Cooking is love and cooking is helpful and to me those two acts are intertwined. I cook for my family, I cook for my friends. God help you if you turn up to my house and you’re not hungry.
The Sundays of my childhood were church, dog walk, Sunday roast, homework. Quiet days, family days. Driving my parents nuts walking in and out and in and out of the sitting room, jarring the ill-fitting ceramic door handle each and every time. Their sitting still and dozing quite un-nerving.
My mum’s few cookbooks lived, and still live, in a wall mounted shelf, high above and to the right hand of the cooker. My mum uses the Cordon Bleu cookery book, a couple of pudding recipe books. That’s about it. She doesn’t need your trends; she can make caramel glazed profiteroles without a recipe, delicate apple tarts, angel cakes rich with raspberries and vanilla spiked whipped cream.
From about 8 years old, I started baking on a Sunday afternoon. Just because, really. Our one simple cookbook was St Michael’s ‘Giving a Children’s Party’. St Michael was the lifestyle section name of Marks and Spencer’s: your clothes were St Michael, the food M&S. The slim cookbook would be hard to find against the 3 inch spine of the Cordon Bleu. I’d have to look at least 4 times before I’d find it, climbing up onto the work surface, rummaging over and over again searching for it. I felt at home rummaging through the baking things, little packets of nuts and dried fruits gently desiccating from one Christmas to the next. Flour and sugar regularly replaced. Butter in the fridge. Never margarine, even in the 80s. I learnt to add my own baking powder to plain flour, that storing plain and self-raising was a waste of time. I saw how happy my brothers were when they saw a cooling rack heavy with cakes or scones.
Years later, when A levels approached, my friends clustered around my dining room table. My parent’s dining room table is a big, thick mahogany beast, with space for my parents, 3 brothers, and me. Sometimes space for more. The room is formal: old family paintings and silver candlesticks. A fireplace with old postcards and a carriage clock. Huge antique dark wood dresser.
So round they came: Rachel, Elizabeth, Jo and Cips. If it was warm or rainy, May or June, I don’t remember. Just the weirdness of having the doors shut against my family and throwing papers into the bin and pretending that we were in ‘A Few Good Men’. The fever of panic against the reality of 3 separate 3 hour exams, of the futures we wanted, and the ending of the safe security of secondary school. The futures we were too scared to want, too. I’d been in the same form group as David Taylor for all 11 of my 13 years of education. I went to the same school my brothers went to, that my mum volunteered at, that my dad had the oversight of. That I’d visited since I was 4 years old, sitting at the head teacher’s desk with my Spot the Dog colouring in. I was leaving, so excited but utterly terrified.

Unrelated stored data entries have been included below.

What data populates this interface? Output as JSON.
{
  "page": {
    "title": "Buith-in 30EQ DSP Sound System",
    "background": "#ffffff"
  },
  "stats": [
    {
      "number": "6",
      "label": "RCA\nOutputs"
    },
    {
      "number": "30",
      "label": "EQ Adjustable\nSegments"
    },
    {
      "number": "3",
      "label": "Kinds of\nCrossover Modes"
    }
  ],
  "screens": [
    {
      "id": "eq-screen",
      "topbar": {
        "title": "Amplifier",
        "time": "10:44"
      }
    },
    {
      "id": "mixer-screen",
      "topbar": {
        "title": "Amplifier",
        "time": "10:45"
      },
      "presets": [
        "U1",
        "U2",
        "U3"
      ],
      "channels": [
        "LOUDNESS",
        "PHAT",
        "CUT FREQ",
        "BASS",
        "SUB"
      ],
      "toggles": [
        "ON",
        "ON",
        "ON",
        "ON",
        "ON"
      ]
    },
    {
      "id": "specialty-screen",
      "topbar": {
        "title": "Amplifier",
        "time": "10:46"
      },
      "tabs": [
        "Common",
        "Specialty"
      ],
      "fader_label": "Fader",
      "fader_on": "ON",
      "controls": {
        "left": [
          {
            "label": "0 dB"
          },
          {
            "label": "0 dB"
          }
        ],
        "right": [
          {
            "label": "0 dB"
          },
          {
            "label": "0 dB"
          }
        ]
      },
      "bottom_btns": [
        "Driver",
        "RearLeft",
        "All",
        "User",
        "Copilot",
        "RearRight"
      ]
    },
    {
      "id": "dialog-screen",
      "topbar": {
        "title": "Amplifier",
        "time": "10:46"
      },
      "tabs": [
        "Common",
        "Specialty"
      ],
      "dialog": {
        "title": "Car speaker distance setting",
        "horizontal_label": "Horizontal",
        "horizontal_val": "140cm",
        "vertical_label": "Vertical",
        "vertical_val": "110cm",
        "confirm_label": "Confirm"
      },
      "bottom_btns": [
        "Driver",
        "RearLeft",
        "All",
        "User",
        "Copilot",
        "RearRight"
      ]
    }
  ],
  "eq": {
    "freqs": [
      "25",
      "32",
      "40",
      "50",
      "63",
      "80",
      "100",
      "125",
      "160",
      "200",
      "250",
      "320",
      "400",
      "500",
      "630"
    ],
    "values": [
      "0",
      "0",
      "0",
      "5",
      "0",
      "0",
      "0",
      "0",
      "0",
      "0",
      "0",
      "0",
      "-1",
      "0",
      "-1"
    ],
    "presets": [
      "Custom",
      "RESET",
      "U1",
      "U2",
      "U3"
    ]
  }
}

I’d got in the habit of baking birthday cakes for my drama group, my friends. Utterly wound up and anxious about my A levels, I’d default to the “milk chocolate birthday cake” and “chocolate fudge icing” from ‘Giving a Children’s Party’. Everyone knew it by that point and I could make it at 10pm and not make a mistake. The pages were rigid with smears.
I promised Rae that if she studied, I’d give her a wedge of chocolate cake, studded with Milky Way Magic Stars. She loathed the Gothic literature we had to study, so we’d cajole her onwards through thinking about vampires and ghosts while she frowned and scowled. Those days are hazy in my mind’s eye, the adrenaline and, likely, the boozy nights that followed.
We got there, we did okay in our exams. We went to work or to uni, and we kept our little group little gang. We were fused together 11 years ago when our dear Cips died suddenly, during an adventure in Beijing. These friends became something more to me, to each other.
20 years on and I find myself sitting around Rae’s kitchen table, being frowned at and being told that my second ever (now lost to digital deletion) blog post just doesn’t cut it. And I know it doesn’t. “It sounds as though you’re terrified” she says. And I am. She tells me to send her a first draft before I hit send. I pick at my nails and screw up my face and stare at the table and tell them, “I want to be a writer” and “Christ, finally” they say, but know better than to hug me.
They have known me when I wore only a 4 sizes too large TopShop jumper (hey! 1994), a reversible Mickey Mouse sweatshirt (more M&S delights) and cut my fringe viciously. Rae has literally picked me up off the floor in heartbreak. We’ve seen each other post-partum blue and terrified by the shit that life slings out with fucking regularity. So when they tell me I’m letting myself down professionally, I listen. Especially when it fucking infuriates me.
Life is busier now, but we still see each other to talk, work, share ideas, and even, sometimes, just to be together. Each time I sit on Elizabeth’s back step and we take a sneaky peak into her neighbour’s windows through our 3rd (5th) glass of prosecco, eat dark chocolate on Jo’s sofa, or get drip fed red wine and steak around Rae’s dinner table, I am so grateful for my friends. I trust them with every last part of me. And when I can, I bake them cake.